Majelis Hakim Mahkamah Konstitusi (MK), kata Sira, menyatakan untuk setiap dalil permohonan yang dirumuskan di dalam posita (dasar atau alasan sebuah tuntutan) harus dicantumkan P-1, P-2, P-3 dan seterusnya. Menurut Sira, dua hal yang diajukan pemohon yakni soal rekaputilasi hasil penghitungan suara dan elektoral proses terlalu digeneralisasi.
Soal elektoral proses, Prabowo menuduh ada kecurangan terstruktur, sistematis dan masif (TSM).

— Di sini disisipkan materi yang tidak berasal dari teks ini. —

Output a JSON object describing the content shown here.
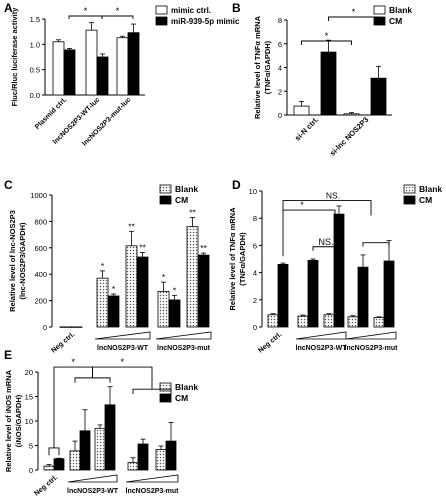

Padahal, lanjutnya, TSM itu harus jelas, kapan, dimana bagaimana bentuknya, apakah mempengaruhi hasil, dan apakah mempengaruhi persepsi pemilih.
"Itu kan tidak bisa men-generalisasi TSM. Nah ketika tadi diberikan masukan oleh Majelis Hakim semakin jelas, semakin tegas baik secara formil maupun materiil justru permohonan ini mengandung kelemahan luar biasa, itu kan tergambar," kata Sira kepada wartawan seusai sidang perdana PHPU di MK, Rabu (6/8).
Menurut Sira, strategi pemohon mencoba menkonstruksi peristiwa pada pendekatan kualitatif. Tetapi yang dimohonkan kuantitatif jumlah suara yang benar menurut versi Prabowo-Hatta. Berdasarkan pengalaman Sira di MK kalau bicara kualitatif berhubungan dengan elektoral proses. Elektoral proses terletak pada tahapan pemilu mulai dari pendaftaran, penetapan capres-cawapres, kampanye, pemungutan suara dan penghitungan suara. "Kalau di dalam elektoral proses terbukti, tidak perlu untuk membuktikan hasil, kalau ini terbukti, (keputusan KPU) terbantahkan," ujarnya.
Selain itu, dari posita 33 provinsi yang diminta, petitumnya (tuntutan) hanya delapan. Menurutnya, hal itu tidak berkorelasi. Sebab, orang yang mendalilkan sesuatu pasti akan meminta sesuatu, yakni apakah pemungutan suara ulang (PSU) atau penghitungan suara ulang. Majelis Hakim MK juga telah mengkualifikasi dasar dari PSU dan dasar dari penghitungan suara ulang. "Tidak bisa digeneralisasi. Ada dua pintu yang berbeda," tegasnya.